Anaemia (Anemia) is reduced level of haemoglobin in blood and is the classical reason for tiredness. It is symptomatic of a biochemical need for higher levels of iron, copper, folic acid and/or vitamin b12 (Pernicious Anaemia).

Red blood cells gets reduced or their production becomes slower than normal which leads to symptoms such as facial pallor, black spots on skin, dark circles under eyes, loss of hair on scalp and face, chronic tiredness, lack of vitality, frequent depression, fatigue, excess sleep and laziness, memory loss, absent-mindedness, breathlessness, cracking at the corners of the mouth (vitamin A and B Complex), ‘spooning’ of fingernails, painful red tongue, intestinal pain and muscular aches and pains.

Anaemia/Anemia Is A Complex Condition

Anaemia may also be due to improper intake of food, malnutrition, excessive loss of blood and worm/parasitical infections.

Our red blood cells contain iron (Ferrum).

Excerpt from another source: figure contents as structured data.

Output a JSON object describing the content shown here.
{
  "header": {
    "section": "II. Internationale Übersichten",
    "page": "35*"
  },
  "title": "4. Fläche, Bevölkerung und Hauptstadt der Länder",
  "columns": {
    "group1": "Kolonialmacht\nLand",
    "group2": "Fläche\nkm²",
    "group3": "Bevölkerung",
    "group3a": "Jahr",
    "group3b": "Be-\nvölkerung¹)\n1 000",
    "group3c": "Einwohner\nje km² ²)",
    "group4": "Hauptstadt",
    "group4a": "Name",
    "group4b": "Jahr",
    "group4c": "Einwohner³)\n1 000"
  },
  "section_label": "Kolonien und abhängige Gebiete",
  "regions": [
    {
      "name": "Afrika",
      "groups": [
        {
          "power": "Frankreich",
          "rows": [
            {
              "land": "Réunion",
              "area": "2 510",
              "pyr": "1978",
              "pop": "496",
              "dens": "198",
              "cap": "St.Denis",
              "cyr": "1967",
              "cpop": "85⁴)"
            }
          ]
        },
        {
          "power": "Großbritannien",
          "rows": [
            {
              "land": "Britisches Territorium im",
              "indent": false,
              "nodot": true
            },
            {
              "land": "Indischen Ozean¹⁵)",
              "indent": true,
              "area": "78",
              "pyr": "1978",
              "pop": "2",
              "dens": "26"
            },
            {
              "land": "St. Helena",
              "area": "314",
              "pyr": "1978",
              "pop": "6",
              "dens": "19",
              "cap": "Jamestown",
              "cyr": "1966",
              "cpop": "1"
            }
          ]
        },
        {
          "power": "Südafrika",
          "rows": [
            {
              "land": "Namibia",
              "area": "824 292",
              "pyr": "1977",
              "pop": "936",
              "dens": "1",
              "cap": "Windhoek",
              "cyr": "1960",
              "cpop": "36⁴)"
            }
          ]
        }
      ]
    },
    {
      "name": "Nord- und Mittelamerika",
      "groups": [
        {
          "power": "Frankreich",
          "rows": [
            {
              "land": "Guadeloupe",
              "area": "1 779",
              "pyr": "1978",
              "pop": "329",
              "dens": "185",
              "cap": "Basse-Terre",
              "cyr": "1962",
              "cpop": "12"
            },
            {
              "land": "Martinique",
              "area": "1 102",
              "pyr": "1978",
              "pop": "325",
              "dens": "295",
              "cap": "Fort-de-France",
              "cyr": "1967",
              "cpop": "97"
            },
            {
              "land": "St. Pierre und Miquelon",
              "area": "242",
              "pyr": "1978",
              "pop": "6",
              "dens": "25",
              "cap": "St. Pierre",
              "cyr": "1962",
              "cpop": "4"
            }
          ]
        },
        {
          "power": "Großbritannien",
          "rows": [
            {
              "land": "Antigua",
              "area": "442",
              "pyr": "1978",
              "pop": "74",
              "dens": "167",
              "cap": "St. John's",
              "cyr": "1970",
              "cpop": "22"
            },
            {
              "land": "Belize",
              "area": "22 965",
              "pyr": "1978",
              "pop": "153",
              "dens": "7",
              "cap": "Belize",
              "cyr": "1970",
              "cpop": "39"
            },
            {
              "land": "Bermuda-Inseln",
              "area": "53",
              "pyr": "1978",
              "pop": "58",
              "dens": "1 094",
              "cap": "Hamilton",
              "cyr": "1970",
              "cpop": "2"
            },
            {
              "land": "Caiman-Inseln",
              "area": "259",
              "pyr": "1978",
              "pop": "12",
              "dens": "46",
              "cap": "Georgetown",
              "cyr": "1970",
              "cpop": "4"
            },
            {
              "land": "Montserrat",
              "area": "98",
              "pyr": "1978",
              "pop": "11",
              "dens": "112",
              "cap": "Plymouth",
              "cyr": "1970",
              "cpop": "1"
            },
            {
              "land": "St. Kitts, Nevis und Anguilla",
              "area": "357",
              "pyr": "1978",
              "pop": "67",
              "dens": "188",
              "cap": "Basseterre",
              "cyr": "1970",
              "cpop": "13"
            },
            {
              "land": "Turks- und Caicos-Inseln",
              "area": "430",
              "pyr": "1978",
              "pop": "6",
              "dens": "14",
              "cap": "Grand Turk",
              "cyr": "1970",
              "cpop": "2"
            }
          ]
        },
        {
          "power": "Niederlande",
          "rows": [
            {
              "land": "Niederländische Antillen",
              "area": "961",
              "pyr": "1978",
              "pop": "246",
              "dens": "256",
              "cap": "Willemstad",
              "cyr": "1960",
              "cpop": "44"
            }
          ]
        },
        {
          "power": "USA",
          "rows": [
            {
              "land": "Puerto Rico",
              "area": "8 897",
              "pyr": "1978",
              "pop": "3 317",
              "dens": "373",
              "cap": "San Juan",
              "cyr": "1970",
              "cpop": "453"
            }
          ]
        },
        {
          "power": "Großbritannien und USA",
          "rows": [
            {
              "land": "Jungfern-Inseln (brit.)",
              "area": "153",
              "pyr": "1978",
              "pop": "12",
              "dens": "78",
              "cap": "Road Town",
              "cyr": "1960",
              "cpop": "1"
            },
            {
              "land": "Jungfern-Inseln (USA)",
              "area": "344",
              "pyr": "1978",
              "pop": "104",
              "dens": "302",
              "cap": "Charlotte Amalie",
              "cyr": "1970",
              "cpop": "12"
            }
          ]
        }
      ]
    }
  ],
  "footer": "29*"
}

Five percent of the weight of a healthy blood cell is iron. Each molecule of haemoglobin contains an atom of iron.

Haemoglobin is the oxygen carrier in the blood.

Women lose twice as much iron as men through menstruation and other blood loss and forty to sixty percent of women are iron deficient. It is very important that the iron that is lost during menstruation is replaced.

If we have too much iron our liver becomes hardened with scar tissue (Cirrhosis) and if we store too much iron we have iron overload (Haemachromatosis), but if we do not have enough iron then we can die.

Lack of Iron, therefore, is an important cause of fatigue and with this symptom goes lack of facial colour, as our pink cheeks and facial glow depend on the red blood cells capacity to transport oxygen to our body. Iron is lost in our bodies by bleeding (cuts), ulcers (internal bleeding), excessive menstruation and bleeding haemorrhoids (piles).

Iron can be missing from our diets (especially if you are Vegetarian or Vegan).

Foods rich in iron are liver (especially pate), spinach, black grapes, red meats, eggs, parsley, beetroot, leafy green vegetables and molasses.

A pint of Guinness would certainly help increase your iron levels.

I can also remember reading somewhere a while back that if you have ‘pink urine’ after eating beetroot that this indicates you are most probably iron deficient so it might be worth getting checked out by your doctor/practitioner.

The required intake of iron is fifteen milligrams (15mg) per day and thirty milligrams (30mg) during pregnancy. In addition, we need three milligrams (3mg) of copper per day, four hundred micrograms (400mcg) of folic acid per day (800mcg for pregnant women) and ten micrograms (10mcg) of vitamin b12 daily.

These dosages may help stop the tendency to anaemia. Absorption of iron in the intestine can be inhibited by a lack of vitamin C.

Too much tea-drinking can also interfere with iron assimilation in the blood, causing haemoglobin (red blood cell) levels to be low.

Also do not overlook the possibility of Ferretin Deficiency which can also be accompanied by blood serum iron deficiency. This does not show up in normal blood tests for anaemia but a special test has been developed for it.

Treatment for Ferretin Deficiency is the same as for Iron Deficiency.

Please do not become complacent with regards to Anaemia and simply disregard it as a minor issue because as I have found out depending on the type of and/or severity of Anaemia it could possibly show up as a Blood Cancer or Leukemia type illness.

Anaemia left untreated is most definitely a life changer and it will lead to chronic pain and other debilitating illnesses.